そしてふといくつかのコメントが目に止まる。
「ナイフアーム君を返して」
「今思うとナイフアームのデザイン良かったよな」
そんな声がナイフアームのイラストと共に流れてきた。
ザクシーの不機嫌そうな顔に満足げな笑みが浮かんだ。
そしてザクシーは、どんな新必殺技だとコイツラが喜ぶのか、そんな事を考え始めた。
――――――――――――――――――――
「地球やばいじゃん」
アイスを食べながら、おばあちゃんとテレビを見ていたエイホが他人事のようにそう言った。
――――――――――――――――――――
「千村書記官は宇宙人ザクシーとの面識があるという事で、本日より宇宙人対策本部へ加わってもらいました」
千村仁美は猫を飼ったが猫同伴での勤務を許可されてしまい、チームへの加入を断れなかった。

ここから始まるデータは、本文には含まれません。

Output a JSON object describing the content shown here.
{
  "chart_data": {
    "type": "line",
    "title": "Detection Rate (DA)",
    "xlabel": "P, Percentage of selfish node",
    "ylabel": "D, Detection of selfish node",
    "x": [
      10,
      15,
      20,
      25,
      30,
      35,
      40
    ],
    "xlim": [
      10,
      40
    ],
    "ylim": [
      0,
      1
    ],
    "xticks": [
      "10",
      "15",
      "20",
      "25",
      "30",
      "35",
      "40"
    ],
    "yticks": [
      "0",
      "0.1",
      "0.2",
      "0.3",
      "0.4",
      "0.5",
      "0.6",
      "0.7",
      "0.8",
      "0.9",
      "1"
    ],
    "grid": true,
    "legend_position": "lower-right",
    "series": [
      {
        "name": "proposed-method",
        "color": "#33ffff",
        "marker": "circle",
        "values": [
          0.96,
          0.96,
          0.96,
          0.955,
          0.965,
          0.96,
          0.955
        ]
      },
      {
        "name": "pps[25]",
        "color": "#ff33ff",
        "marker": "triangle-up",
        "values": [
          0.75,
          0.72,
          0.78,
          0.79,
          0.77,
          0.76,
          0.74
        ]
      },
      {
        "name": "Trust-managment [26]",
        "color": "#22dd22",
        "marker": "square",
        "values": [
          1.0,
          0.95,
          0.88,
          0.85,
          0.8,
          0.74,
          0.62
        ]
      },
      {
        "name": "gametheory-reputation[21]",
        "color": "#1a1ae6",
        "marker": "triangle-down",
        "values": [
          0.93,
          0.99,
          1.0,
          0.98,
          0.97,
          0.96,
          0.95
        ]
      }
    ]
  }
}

白目をむいている千村仁美の前には、役人に混ざってあの時船にいた自衛官達も並んでいる。
「まだ名称も仮の組織だが、やらねばならない事は沢山あります」
さっきから喋っている男の首から下げられている身分証には秋月とある。
秋月が歩き出し、その場にいた千村や自衛官を含めて数十名が後についていく。
大きく分厚いドアの前で立ち止まり、ドアの横の画面に身分証を当てる。
大きなドアが静かに自動で開く。
そこには……
「やらねばならない事、まずは先日回収したコイツの解析です」
ザクシーが殴り飛ばして爆発したロボットの頭部の残骸だった。